Question on Raid 4 vs. Raid DP. We just upgraded to Ontap 6.5.1 and the new feature of Raid DP is now present. Our existing volumes created on Ontap 6.4.2 are setup as Raid 4. Is there any "easy" conversion process to change the old Raid 4 volumes to the newer Raid DP config? Any benefits? Advice? Best practices?
thanks!
Paul M. Brubaker, Jr. RIDS - Intel System Support AT&T Wireless - Harrisburg PA e-mail: paul.brubaker@attws.com office #: 717-526-5011 cell #: 717-578-2254
Paul Brubaker writes:
Question on Raid 4 vs. Raid DP. We just upgraded to Ontap 6.5.1 and the new feature of Raid DP is now present. Our existing volumes created on Ontap 6.4.2 are setup as Raid 4. Is there any "easy" conversion process to change the old Raid 4 volumes to the newer Raid DP config?
It's very easy indeed. Just go:
vol options [vol_name] raidtype raid_dp
ONTAP will then allocate a spare disk for the extra parity disk and start "reconstructing" it.
Converting back is equally easy:
vol options [vol_name] raidtype raid4
and ONTAP will release the "dparity" disk as a spare.
[That's assuming one RAID group in the volume: each RAID group would acquire/release a dparity disk if there were more.]
Any benefits? Advice? Best practices?
Primary benefit, obviously, is that you are protected against the simultaneous loss of two disks within the same RAID group. (Yes, it does work: I've pulled two disks on a test volume and had it survive!)
Primary disadvantages would be the extra disks (but insofar as it allows for larger RAID groups that may not be an issue) and presumably a not entirely negligible write performance penalty. I haven't had a chance to so any serious measuring of the latter yet.
Chris Thompson Email: cet1@cam.ac.uk
<< Depending on the type of write, performance on RAID DP can be about 2% to 3% slower than that of RAID4.
in http://www.netapp.com/tech_library/3298.html#5.6.
5.6. RAID DP Performance
The performance of RAID DP volumes is comparable to that of RAID4. Read operation performance is exactly the same for each type of RAID group. Depending on the type of write, performance on RAID DP can be about 2% to 3% slower than that of RAID4. The reason for this small performance difference is that an extra write occurs to the second diagonal parity disk on RAID DP volumes. There is no discernable impact to the CPU utilization from running RAID DP versus RAID.
Chris Thompson wrote:
Paul Brubaker writes:
Question on Raid 4 vs. Raid DP. We just upgraded to Ontap 6.5.1 and the new feature of Raid DP is now present. Our existing volumes created on Ontap 6.4.2 are setup as Raid 4. Is there any "easy" conversion process to change the old Raid 4 volumes to the newer Raid DP config?

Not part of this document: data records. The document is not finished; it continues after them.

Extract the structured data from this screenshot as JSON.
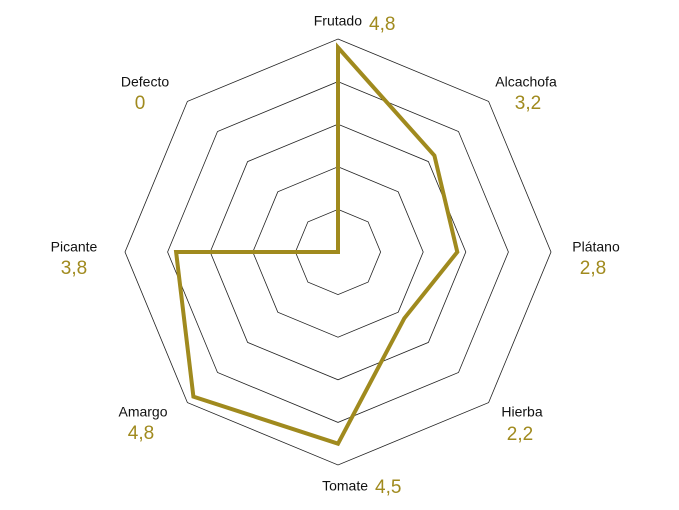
{
  "chart_data": {
    "type": "radar",
    "categories": [
      "Frutado",
      "Alcachofa",
      "Plátano",
      "Hierba",
      "Tomate",
      "Amargo",
      "Picante",
      "Defecto"
    ],
    "values": [
      4.8,
      3.2,
      2.8,
      2.2,
      4.5,
      4.8,
      3.8,
      0
    ],
    "value_labels": [
      "4,8",
      "3,2",
      "2,8",
      "2,2",
      "4,5",
      "4,8",
      "3,8",
      "0"
    ],
    "color": "#a08a1e",
    "rlim": [
      0,
      5
    ],
    "rticks": [
      1,
      2,
      3,
      4,
      5
    ],
    "grid": true
  }
}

It's very easy indeed. Just go:
vol options [vol_name] raidtype raid_dp
ONTAP will then allocate a spare disk for the extra parity disk and start "reconstructing" it.

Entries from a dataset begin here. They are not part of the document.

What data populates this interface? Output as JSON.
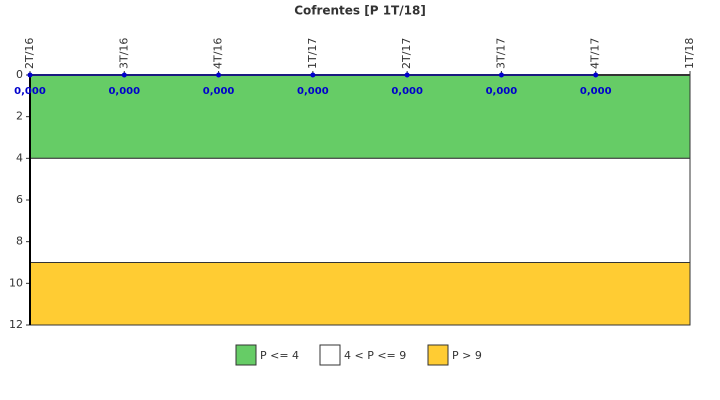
{
  "chart_data": {
    "type": "line",
    "title": "Cofrentes [P 1T/18]",
    "categories": [
      "2T/16",
      "3T/16",
      "4T/16",
      "1T/17",
      "2T/17",
      "3T/17",
      "4T/17",
      "1T/18"
    ],
    "series": [
      {
        "color": "#0000cc",
        "values": [
          0,
          0,
          0,
          0,
          0,
          0,
          0,
          null
        ],
        "value_labels": [
          "0,000",
          "0,000",
          "0,000",
          "0,000",
          "0,000",
          "0,000",
          "0,000",
          null
        ]
      }
    ],
    "ylim": [
      0,
      12
    ],
    "yticks": [
      0,
      2,
      4,
      6,
      8,
      10,
      12
    ],
    "y_inverted": true,
    "bands": [
      {
        "name": "P <= 4",
        "color": "#66cc66",
        "from": 0,
        "to": 4
      },
      {
        "name": "4 < P <= 9",
        "color": "#ffffff",
        "from": 4,
        "to": 9
      },
      {
        "name": "P > 9",
        "color": "#ffcc33",
        "from": 9,
        "to": 12
      }
    ]
  }
}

Converting back is equally easy:
vol options [vol_name] raidtype raid4
and ONTAP will release the "dparity" disk as a spare.

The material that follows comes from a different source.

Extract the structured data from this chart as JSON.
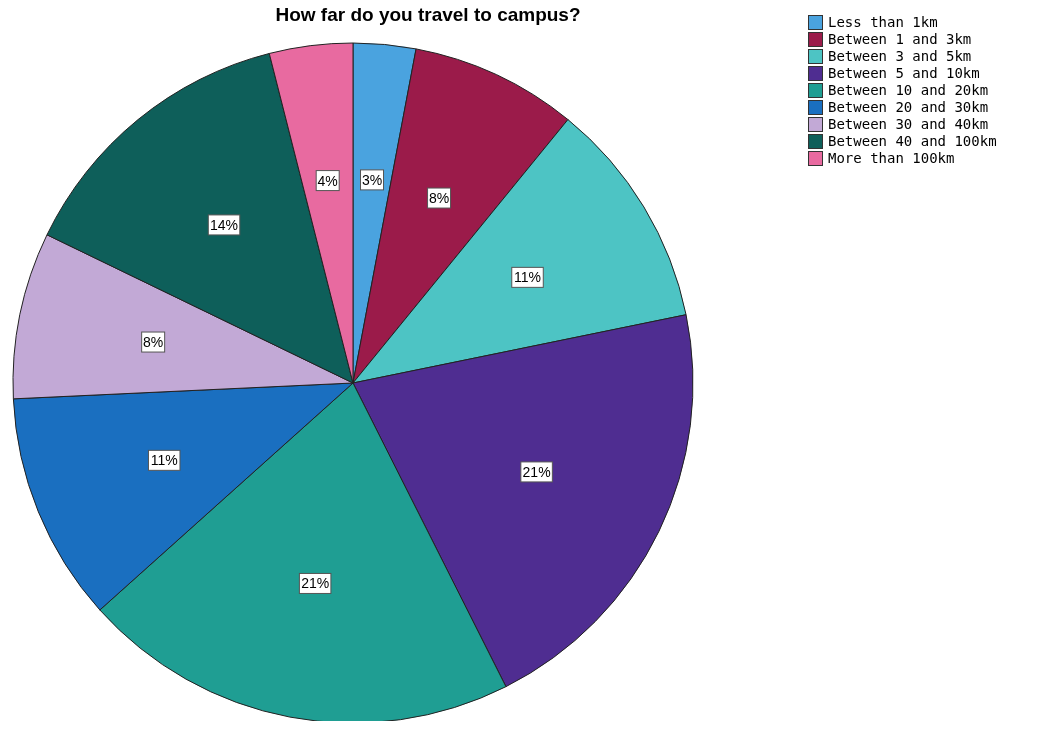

[That's assuming one RAID group in the volume: each RAID group would acquire/release a dparity disk if there were more.]
Any benefits? Advice? Best practices?
Primary benefit, obviously, is that you are protected against the simultaneous loss of two disks within the same RAID group. (Yes, it does work: I've pulled two disks on a test volume and had it survive!)
Primary disadvantages would be the extra disks (but insofar as it allows for larger RAID groups that may not be an issue) and presumably a not entirely negligible write performance penalty. I haven't had a chance to so any serious measuring of the latter yet.